▼高市早苗経済安全保障相が総務省の行政文書を捏造(ねつぞう)と批判し、自身の間違いなら議員辞職するとまで言い切った放送法の解釈変更問題は、どうやらひと山越えた気配だが、何が問題になっているかも含め、よく分からぬ読者も多いのではないか。総務省が捏造批判を真っ向からを否定したようでもなく、高市経安担当相の議員辞職の勢いも失速気味
▼安倍政権時代の首相補佐官だった礒崎陽輔参院議員から一番組の公平性について放送法の踏み込んだ解釈を求められ、高市総務相がその趣旨に沿った答弁をしたことに伴う行政文書で、報道の自由に関わる基本的問題にもかかわらず言った、言わない、捏造かどうかに焦点が集まる。一体何が起きているのか。総務省出身で、総務相も務めた片山善博氏が雑誌『世界』で自身の体験も踏まえ解説している
▼そもそも行政文書というのは、政界の実力者などから抗しがたい圧力を受けた場合の対策の一つで、解釈をゆがめざるを得ない時に、そうせざるを得なかった事情をのちのちのため経緯を詳しく文書化するという
▼突っぱねると今後の法案審議や幹部の人事に影響がでてくる。
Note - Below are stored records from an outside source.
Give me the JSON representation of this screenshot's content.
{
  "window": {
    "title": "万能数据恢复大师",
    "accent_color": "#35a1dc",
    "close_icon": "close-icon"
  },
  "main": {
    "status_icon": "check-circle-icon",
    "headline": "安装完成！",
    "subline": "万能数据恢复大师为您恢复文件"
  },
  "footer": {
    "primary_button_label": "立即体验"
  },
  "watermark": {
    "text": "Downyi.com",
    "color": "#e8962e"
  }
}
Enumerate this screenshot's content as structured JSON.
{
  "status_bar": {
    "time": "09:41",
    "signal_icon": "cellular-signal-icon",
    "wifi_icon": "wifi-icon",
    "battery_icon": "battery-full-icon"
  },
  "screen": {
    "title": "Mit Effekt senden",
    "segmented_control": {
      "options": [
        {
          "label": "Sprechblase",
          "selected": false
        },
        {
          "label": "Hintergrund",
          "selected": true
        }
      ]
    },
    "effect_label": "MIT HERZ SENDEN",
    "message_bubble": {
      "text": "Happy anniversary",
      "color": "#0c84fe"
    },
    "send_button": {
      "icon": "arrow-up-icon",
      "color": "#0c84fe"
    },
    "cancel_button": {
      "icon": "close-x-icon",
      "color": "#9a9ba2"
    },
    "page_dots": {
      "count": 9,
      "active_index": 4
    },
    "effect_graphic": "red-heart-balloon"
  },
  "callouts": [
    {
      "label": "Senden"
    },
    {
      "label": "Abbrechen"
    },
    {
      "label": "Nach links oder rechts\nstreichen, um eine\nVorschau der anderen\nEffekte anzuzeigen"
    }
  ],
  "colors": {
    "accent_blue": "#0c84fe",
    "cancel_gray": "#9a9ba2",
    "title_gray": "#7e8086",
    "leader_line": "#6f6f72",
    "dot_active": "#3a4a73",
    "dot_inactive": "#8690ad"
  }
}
補佐官が「首が飛ぶぞ」、上司らが「変なやくざに絡まれたっていう話」などの行政文書の記述はありそうなことで、片山課長(当時)の受難は影響力のある大物への相談で事なきを得た
▼「当時は脅したり凄(すご)んだりするする議員がいる一方で、理非曲折を弁(わきま)えている実力政治家も少なくなかった」。安部一強時代の官邸を後ろ盾にした補佐官には、抗すべくもなかったろうと言っているようでもある。